Coverdell education savings account (ESA)
Coverdell ESAs don't pack the punch of 529 plans—contributions are limited to $2,000 per beneficiary annually—and are also off limits to higher-income folks, but they do grow tax-deferred and are tax-free for qualified education expenses.
Give tax-free gifts
Another tax-advantaged way to contribute to a loved one's college fund? Gift cash outright. Any taxpayer can gift up to $14,000 per year, per beneficiary. You can tap your gifting limit up front with a 529 plan, contributing five years' worth of annual $14,000 gifts. That's $70,000 per donor, per beneficiary, without having to pay a gift tax or reducing the lifetime gift tax exclusion. (Other rules apply.)
Eyes wide open
Our middle daughter faced a difficult decision: Her home-state university named her a state scholar—a designation that included free tuition—but her first choice was a prestigious, private school, costing $60,000 annually at the time.
The more expensive school offered financial aid, which was mostly loans. We had saved a certain amount and could contribute a little more, but all of that barely put a dent in the $60,000-per-year price tag. Under different circumstances, this might have proven a rude awakening for our daughter. But because we were completely open about our resources and the tradeoffs we were—and, perhaps more importantly, were not—willing to make, she understood the reality of the situation: either she would take on enormous debt or go to an exceptional school for free. She chose the latter and is free of student loans today.
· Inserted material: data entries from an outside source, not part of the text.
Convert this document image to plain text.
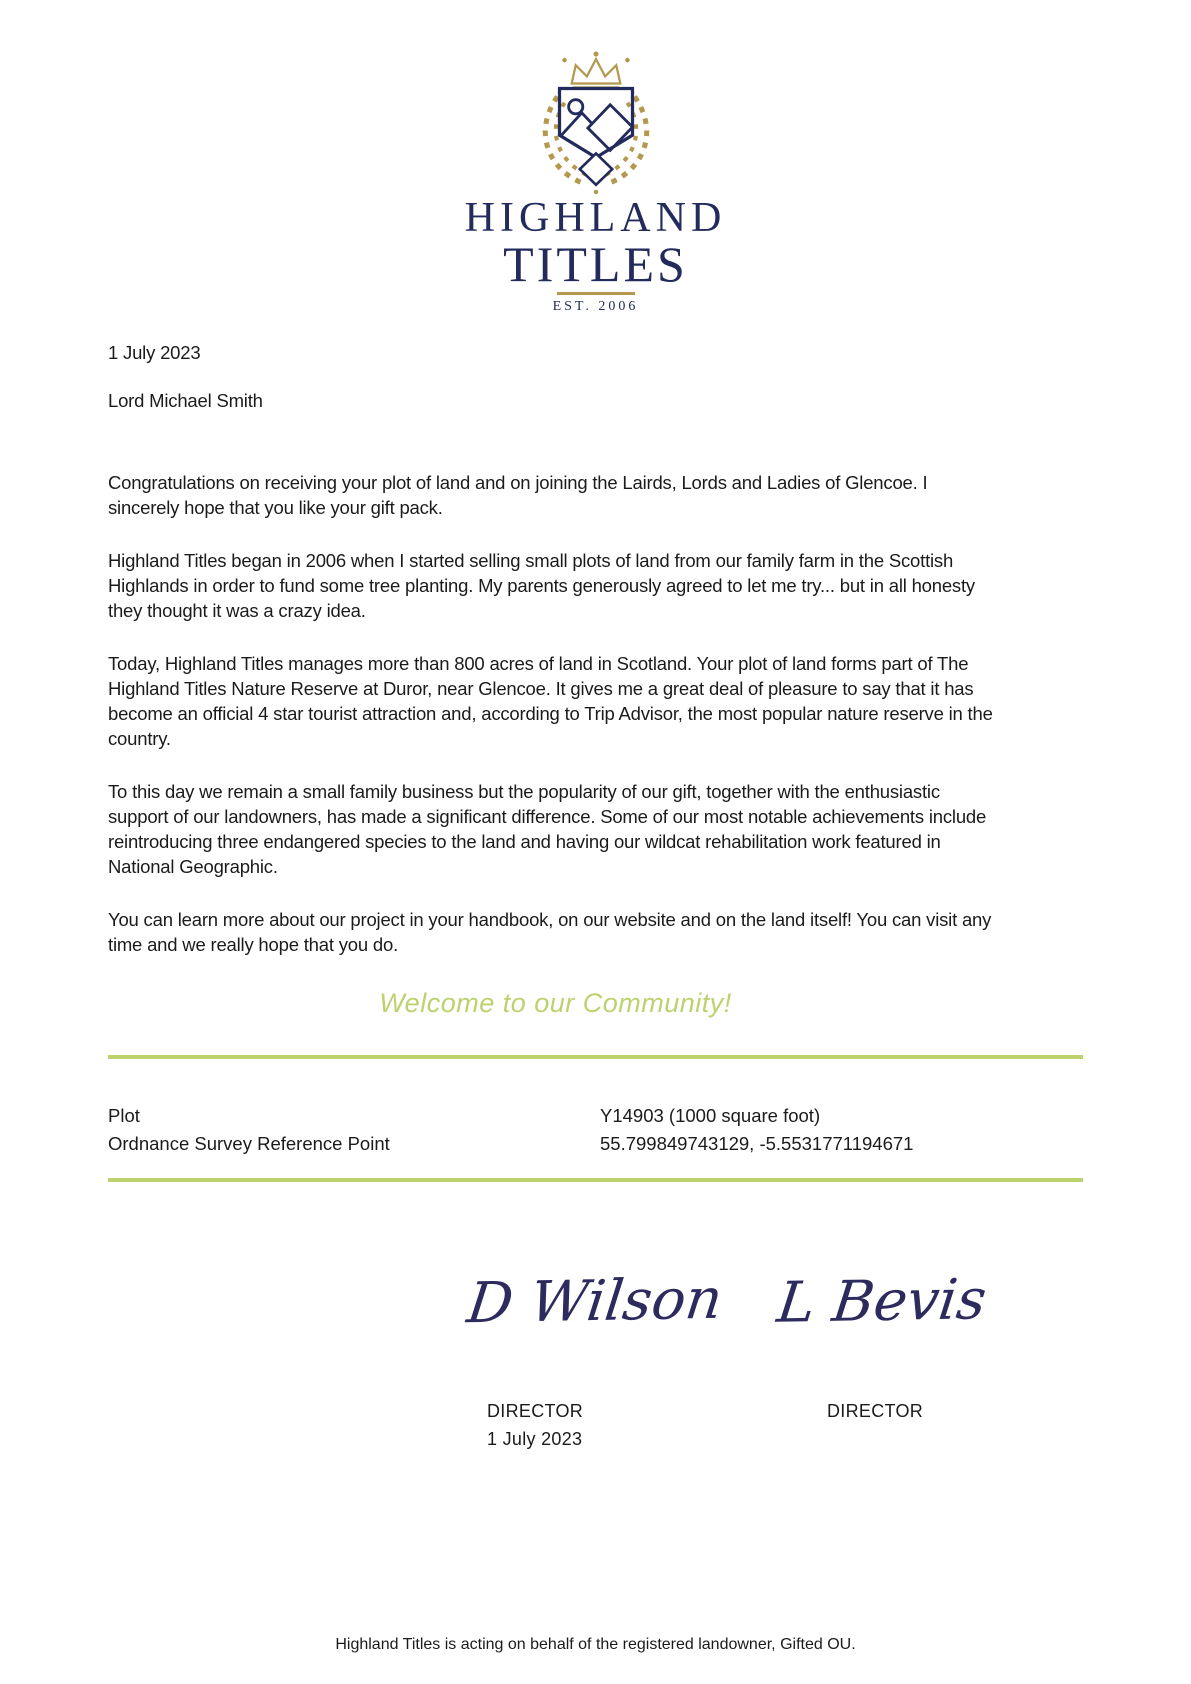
HIGHLAND
TITLES
EST. 2006

1 July 2023

Lord Michael Smith

Congratulations on receiving your plot of land and on joining the Lairds, Lords and Ladies of Glencoe. I sincerely hope that you like your gift pack.

Highland Titles began in 2006 when I started selling small plots of land from our family farm in the Scottish Highlands in order to fund some tree planting. My parents generously agreed to let me try... but in all honesty they thought it was a crazy idea.

Today, Highland Titles manages more than 800 acres of land in Scotland. Your plot of land forms part of The Highland Titles Nature Reserve at Duror, near Glencoe. It gives me a great deal of pleasure to say that it has become an official 4 star tourist attraction and, according to Trip Advisor, the most popular nature reserve in the country.

To this day we remain a small family business but the popularity of our gift, together with the enthusiastic support of our landowners, has made a significant difference. Some of our most notable achievements include reintroducing three endangered species to the land and having our wildcat rehabilitation work featured in National Geographic.

You can learn more about our project in your handbook, on our website and on the land itself! You can visit any time and we really hope that you do.

Welcome to our Community!
Plot	Y14903 (1000 square foot)
Ordnance Survey Reference Point	55.799849743129, -5.5531771194671
D Wilson L Bevis
DIRECTOR
1 July 2023
DIRECTOR
Highland Titles is acting on behalf of the registered landowner, Gifted OU.
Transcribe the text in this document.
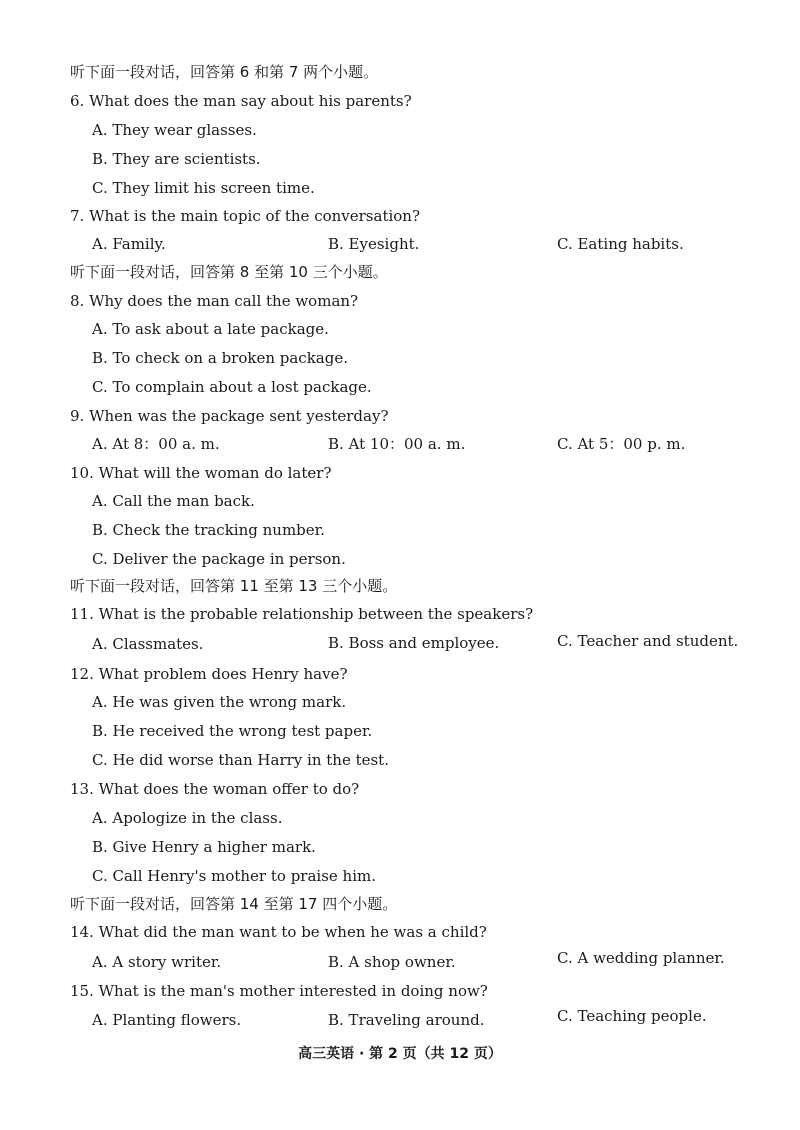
听下面一段对话，回答第 6 和第 7 两个小题。
6. What does the man say about his parents?
A. They wear glasses.
B. They are scientists.
C. They limit his screen time.
7. What is the main topic of the conversation?
A. Family.	B. Eyesight.	C. Eating habits.
听下面一段对话，回答第 8 至第 10 三个小题。
8. Why does the man call the woman?
A. To ask about a late package.
B. To check on a broken package.
C. To complain about a lost package.
9. When was the package sent yesterday?
A. At 8：00 a. m.	B. At 10：00 a. m.	C. At 5：00 p. m.
10. What will the woman do later?
A. Call the man back.
B. Check the tracking number.
C. Deliver the package in person.
听下面一段对话，回答第 11 至第 13 三个小题。
11. What is the probable relationship between the speakers?
A. Classmates.	B. Boss and employee.	C. Teacher and student.
12. What problem does Henry have?
A. He was given the wrong mark.
B. He received the wrong test paper.
C. He did worse than Harry in the test.
13. What does the woman offer to do?
A. Apologize in the class.
B. Give Henry a higher mark.
C. Call Henry's mother to praise him.
听下面一段对话，回答第 14 至第 17 四个小题。
14. What did the man want to be when he was a child?
A. A story writer.	B. A shop owner.	C. A wedding planner.
15. What is the man's mother interested in doing now?
A. Planting flowers.	B. Traveling around.	C. Teaching people.
高三英语 · 第 2 页（共 12 页）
The moral of the story? These conversations matter. Openness matters. Setting expectations at achievable levels matters. And the sooner you bring honesty and transparency to your kitchen table discussions about college costs and options, the better.
Doing so can also be a useful reminder to parents to be careful about how much they borrow—especially when it comes to financing loved ones' educations at the expense of your retirement income. From 2005 to 2015, the number of people age 60 and older with student loans quadrupled from about 700,000 to 2.8 million. In 2015, this age group had $66.7 billion in outstanding student loan debt.* Remember: It's true you can borrow for college, but not for retirement.
There is a way...
Even as higher education costs increase, know that you have choices. Take your time, examine your choices, and make a family decision that's right for everyone.